Deep diving into the IMPALA architecture, there are three fundamental types of threads running:
2. Data Prefetching
Inference threads receive a batch of observations, rewards and episode termination flags. They load the recurrent states and send the data to the inference TPU core. The sampled actions and new recurrent states are received, and the actions are sent back to the actors while the latest recurrent states are stored. When a trajectory is fully unrolled it is added to a FIFO queue or replay buffer and later sampled by data prefetching threads. Finally, the trajectories are pushed to a device buffer for each of the TPU cores taking part in training.

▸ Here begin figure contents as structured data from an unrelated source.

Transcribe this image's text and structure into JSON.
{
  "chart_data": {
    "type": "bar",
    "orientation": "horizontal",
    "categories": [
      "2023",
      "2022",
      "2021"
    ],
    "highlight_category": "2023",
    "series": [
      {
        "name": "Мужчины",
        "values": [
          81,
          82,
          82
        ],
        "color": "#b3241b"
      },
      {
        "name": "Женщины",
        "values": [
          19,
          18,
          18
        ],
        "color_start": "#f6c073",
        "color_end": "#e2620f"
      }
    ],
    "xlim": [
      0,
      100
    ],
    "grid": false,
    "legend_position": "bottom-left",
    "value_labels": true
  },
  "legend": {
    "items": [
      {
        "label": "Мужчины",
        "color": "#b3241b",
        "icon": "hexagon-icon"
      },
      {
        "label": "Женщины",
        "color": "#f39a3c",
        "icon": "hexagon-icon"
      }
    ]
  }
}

The training thread (the main Python thread) takes the prefetched trajectories, computes gradients using the training TPU cores and applies the gradients on the models of all TPU cores (inference and training) synchronously. The ratio of inference and training cores can be adjusted for maximum throughput and utilization.
The SEED RL architecture allows learners to be scaled to thousands of cores and the number of actors can be scaled to thousands of machines to fully utilize the learner, making it possible to train at millions of frames per second. Given that the SEED RL is based on the TensorFlow 2 API and its performance was accelerated by TPUs.
To evaluate SEED RL, Google used common DRL benchmark environments such as cade Learning Environment, DeepMind Lab environments, and on the recently released Google Research Football environment. The results across all environments were remarkable. For instance, on the DeepMind Lab environment, SEED RL achieved 2.4 million frames per second with 64 Cloud TPU cores, which represents an improvement of 80x over the previous state-of-the-art distributed agent, IMPALA. Improvements in speed and CPU utilization were also seen.
SEED RL represents an improvement in massively scalable DRL models. Google Research open sourced the initial SEED RL architecture in GitHub. I can imagine this is going to be the underlying model for many practical DRL implementations in the foreseeable future.